Subject: Re: LISP format (happy to read)
From: Erik Naggum <erik@naggum.net>
Date: Sat, 24 Nov 2001 00:31:20 GMT
Newsgroups: comp.lang.lisp
Message-ID: <3215550676529756@naggum.net>

* Nils Goesche
| I still remember the time when I knew nothing but some Assembler, BASIC,
| Pascal, C: I thought all programming languages where the same, more or
| less anyway (don't most programmers still think so?  I still meet
| programmers everywhere who believe precisely that),

  Hm.  I just realized that I have always approached every language as if
  it was all new to me.  This probably explains why I seem unable to wrap
  my head around Perl, which is _nothing_ if you start from scratch and try
  to figure out what various constructs in it actually _mean_ before you
  use them.  Philosophically speaking, Perl must be the answer to this
  fundamental epistemological mistake of wanting things to remain the same
  while being different in some new, useful ways.

  I keep hearing people with degrees in so-called "computer science" who
  think that syntax is immaterial, which, if they are snotty and arrogant
  enough when they teach it, can probably lead young, impressionable people
  to believe that the "underlying" languages are indeed all the same, which
  they sort of kind of are only in an extremely theoretical, fundamental
  sense which nobody _should_ care about, anyway,

| I didn't understand all the talk about s-expressions anyway and simply
| assumed that the closing parentheses meant about the same as the closing
| brace in C.  Where should I have known that Lisp was different?
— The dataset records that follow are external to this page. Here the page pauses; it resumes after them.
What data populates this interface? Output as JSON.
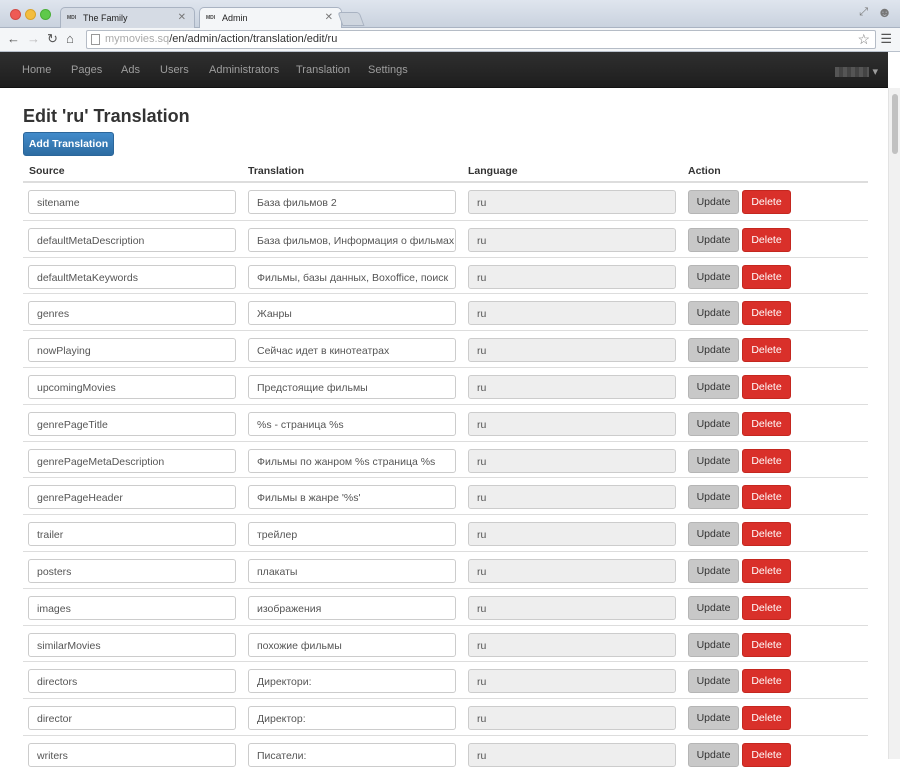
{
  "browser": {
    "tabs": [
      {
        "favicon": "MDI",
        "title": "The Family"
      },
      {
        "favicon": "MDI",
        "title": "Admin"
      }
    ],
    "url_domain": "mymovies.sq",
    "url_path": "/en/admin/action/translation/edit/ru"
  },
  "navbar": {
    "items": [
      "Home",
      "Pages",
      "Ads",
      "Users",
      "Administrators",
      "Translation",
      "Settings"
    ],
    "user_caret": "▾"
  },
  "page": {
    "title": "Edit 'ru' Translation",
    "add_button": "Add Translation",
    "columns": [
      "Source",
      "Translation",
      "Language",
      "Action"
    ],
    "update_label": "Update",
    "delete_label": "Delete"
  },
  "rows": [
    {
      "source": "sitename",
      "translation": "База фильмов 2",
      "language": "ru"
    },
    {
      "source": "defaultMetaDescription",
      "translation": "База фильмов, Информация о фильмах",
      "language": "ru"
    },
    {
      "source": "defaultMetaKeywords",
      "translation": "Фильмы, базы данных, Boxoffice, поиск",
      "language": "ru"
    },
    {
      "source": "genres",
      "translation": "Жанры",
      "language": "ru"
    },
    {
      "source": "nowPlaying",
      "translation": "Сейчас идет в кинотеатрах",
      "language": "ru"
    },
    {
      "source": "upcomingMovies",
      "translation": "Предстоящие фильмы",
      "language": "ru"
    },
    {
      "source": "genrePageTitle",
      "translation": "%s - страница %s",
      "language": "ru"
    },
    {
      "source": "genrePageMetaDescription",
      "translation": "Фильмы по жанром %s страница %s",
      "language": "ru"
    },
    {
      "source": "genrePageHeader",
      "translation": "Фильмы в жанре '%s'",
      "language": "ru"
    },
    {
      "source": "trailer",
      "translation": "трейлер",
      "language": "ru"
    },
    {
      "source": "posters",
      "translation": "плакаты",
      "language": "ru"
    },
    {
      "source": "images",
      "translation": "изображения",
      "language": "ru"
    },
    {
      "source": "similarMovies",
      "translation": "похожие фильмы",
      "language": "ru"
    },
    {
      "source": "directors",
      "translation": "Директори:",
      "language": "ru"
    },
    {
      "source": "director",
      "translation": "Директор:",
      "language": "ru"
    },
    {
      "source": "writers",
      "translation": "Писатели:",
      "language": "ru"
    }
  ]
}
  Did it not look sufficiently different from everything else to either
  trigger a SIGWTF to the seasoned C/Unix programmer?  The typical C/Unix
  programmer halts and dumps core and consequently thinks (Common) Lisp is
  unintelligible and "weird" and invents some stupid reason his brain went
  into overload, like too many parenthesis, already the source and focal
  point of pain in the C language family (they signal trouble whenever they
  are needed apart from the simple function call), but some appear to have
  installed a reasonable handler for it and manage to keep running.  I have
  not heard about anybody who had decided to ignore SIGWTF, before, though.

| C programmers much better than me told me all the time that all languages
| differed only by syntax and were all inferior to C, anyway :-)
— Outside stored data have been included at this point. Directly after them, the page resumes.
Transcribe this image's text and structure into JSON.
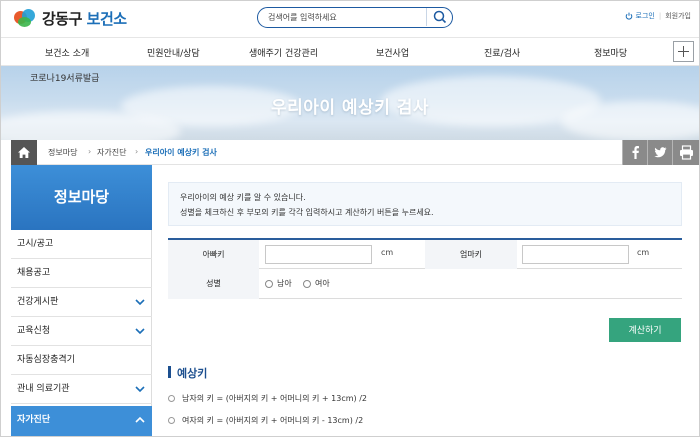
{
  "header": {
    "logo_city": "강동구",
    "logo_org": "보건소",
    "search_placeholder": "검색어를 입력하세요",
    "login": "로그인",
    "join": "회원가입"
  },
  "gnb": {
    "items": [
      "보건소 소개",
      "민원안내/상담",
      "생애주기 건강관리",
      "보건사업",
      "진료/검사",
      "정보마당"
    ]
  },
  "visual": {
    "covid_link": "코로나19서류발급",
    "title": "우리아이 예상키 검사"
  },
  "breadcrumb": {
    "items": [
      "정보마당",
      "자가진단",
      "우리아이 예상키 검사"
    ]
  },
  "sidebar": {
    "title": "정보마당",
    "items": [
      {
        "label": "고시/공고",
        "has_sub": false
      },
      {
        "label": "채용공고",
        "has_sub": false
      },
      {
        "label": "건강게시판",
        "has_sub": true
      },
      {
        "label": "교육신청",
        "has_sub": true
      },
      {
        "label": "자동심장충격기",
        "has_sub": false
      },
      {
        "label": "관내 의료기관",
        "has_sub": true
      },
      {
        "label": "자가진단",
        "has_sub": true,
        "active": true
      }
    ]
  },
  "content": {
    "info_lines": [
      "우리아이의 예상 키를 알 수 있습니다.",
      "성별을 체크하신 후 부모의 키를 각각 입력하시고 계산하기 버튼을 누르세요."
    ],
    "form": {
      "father_label": "아빠키",
      "father_value": "",
      "mother_label": "엄마키",
      "mother_value": "",
      "unit": "cm",
      "gender_label": "성별",
      "gender_options": [
        "남아",
        "여아"
      ]
    },
    "calc_button": "계산하기",
    "result_title": "예상키",
    "formulas": [
      "남자의 키 = (아버지의 키 + 어머니의 키 + 13cm) /2",
      "여자의 키 = (아버지의 키 + 어머니의 키 - 13cm) /2"
    ]
  },
  "colors": {
    "primary": "#1c6fb8",
    "sidebar_head": "#3d8fd8",
    "calc_button": "#35a47e",
    "table_top": "#2a5d9c"
  }
}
  But that would be the only way they would differ from C that made them
  all inferior to C.  Goes to show how, if you want to conclude something
  badly enough, the task is only to find the matching premises.

| It just took some time, I guess, to find out just how many of the firm,
| old believes were wrong.

  In order to get a good grasp on new things, and all things are new in
  some sense, it is better to assume that one's future observations and
  conclusions are superior to one's past observations and conclusions.
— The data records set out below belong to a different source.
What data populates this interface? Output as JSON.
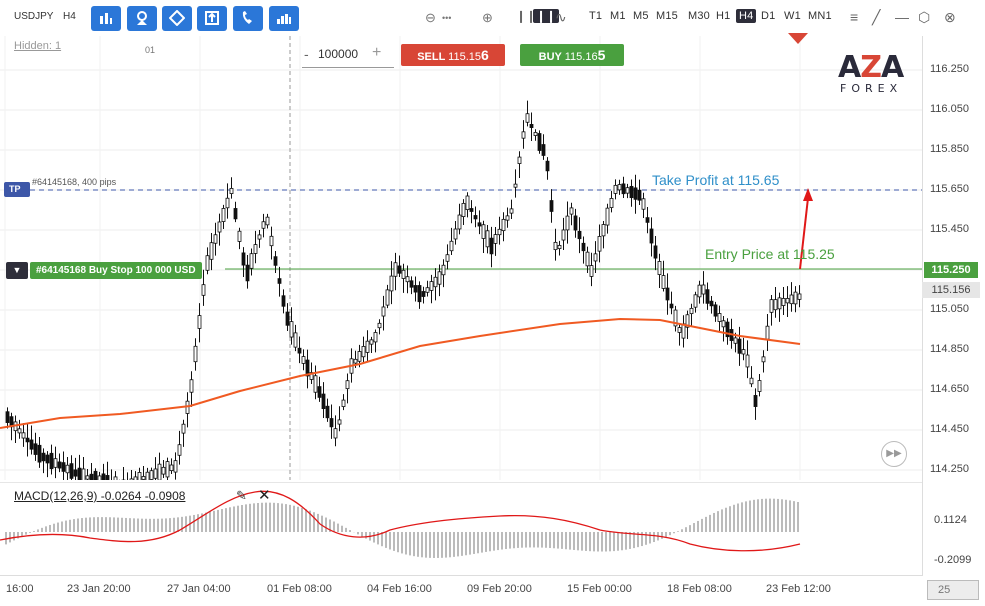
{
  "symbol": "USDJPY",
  "timeframe": "H4",
  "toolbar_buttons": [
    "chart-type-icon",
    "indicators-icon",
    "drawing-icon",
    "templates-icon",
    "trade-icon",
    "stats-icon"
  ],
  "zoom": {
    "minus": "⊖",
    "dots": "•••",
    "plus": "⊕"
  },
  "timeframes": [
    "T1",
    "M1",
    "M5",
    "M15",
    "M30",
    "H1",
    "H4",
    "D1",
    "W1",
    "MN1"
  ],
  "active_timeframe": "H4",
  "hidden_label": "Hidden: 1",
  "hidden_count": "01",
  "quantity": {
    "minus": "-",
    "value": "100000",
    "plus": "+"
  },
  "sell": {
    "label": "SELL",
    "price_main": "115.15",
    "price_big": "6"
  },
  "buy": {
    "label": "BUY",
    "price_main": "115.16",
    "price_big": "5"
  },
  "tp_order": {
    "tag": "TP",
    "text": "#64145168, 400 pips"
  },
  "entry_order": {
    "text": "#64145168 Buy Stop 100 000 USD"
  },
  "annotations": {
    "take_profit": "Take Profit at 115.65",
    "entry_price": "Entry Price at 115.25"
  },
  "price_scale": [
    "116.250",
    "116.050",
    "115.850",
    "115.650",
    "115.450",
    "115.250",
    "115.050",
    "114.850",
    "114.650",
    "114.450",
    "114.250"
  ],
  "entry_price_label": "115.250",
  "current_price_label": "115.156",
  "macd": {
    "title": "MACD(12,26,9) -0.0264 -0.0908",
    "scale_top": "0.1124",
    "scale_bottom": "-0.2099"
  },
  "time_axis": [
    "16:00",
    "23 Jan 20:00",
    "27 Jan 04:00",
    "01 Feb 08:00",
    "04 Feb 16:00",
    "09 Feb 20:00",
    "15 Feb 00:00",
    "18 Feb 08:00",
    "23 Feb 12:00"
  ],
  "bar_count": "25",
  "logo": {
    "top_a": "A",
    "top_z": "Z",
    "top_a2": "A",
    "sub": "FOREX"
  },
  "colors": {
    "accent": "#2b77d8",
    "sell": "#d84636",
    "buy": "#4aa03f",
    "tp": "#3d57a8",
    "ma": "#f05a22"
  }
}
| You start out thinking that you know pretty much all there is to know
| about programming and gradually find out that you really know..., well,
| more like, nothing at all?

  But where does this stupid arrogance from ignorance come from?   The only
  way this can be "observed" is if you are surrounded by idiots and not
  even a single person knows more or better than you.  I find this very,
  very unlikely to actually to anyone.  So it has to be an attitude that
  comes from somewhere else.

| Consider nowadays some 24 year old programmer (no, that's not me :-),

  24?  That is, like, 6 years too _old_, man.  For a while, at least, only
  those who were so young they were fascinated by absolutely _anything_
  (think of a dog, who goes through its entire life being excited about the
  same old things every day) could find satisfaction working with the buggy
  browsers and the braindamaged web stuff that has consequently become the
  most labor-intensive industry we currently have on this planet.

| still going to college, knows nothing but Java, but is already paid lots
| of money for programming some servlets and told by everybody around what
| a great hotshot he is...

  There are strict laws against child labor, but none against ignorant
  labor.  Maybe it should be the other way around.

| Doesn't that only show how `impractical' those courses are, considering
| how great and important his own work is?

  The problem is that many of them _are_ impractical.

| People need some time to grow up ;-)

  Well, this is true.  As long as they realize they need to, and that they
  never stop needing to, I can accept that.  The problem is when they never
  grow up because they think they do not have to, anymore.  Such as because
  some manager fresh out of his mind (and business school) chose the wrong
  way to run his business and hired some jerk to try to fix it with HTML
  and JavaScript.  I mean, what do they learn in business school these days
  that could cause anyone who is let out of them to make such mistakes?
  Maybe they have not grown up, either.  I tend to think that educating
  people barely out of their teens in business administration, when they
  know what being an employee means, let alone what they do, is completely
  insane, but the whole market is like that, now.  Stupid, well-educated,
  ignorant youths who had no time to grow up before they got control over
  so much money, can do nothing but harm.  Hiring people who have had no
  time to grow up seems to be a highly communicable "mental disease".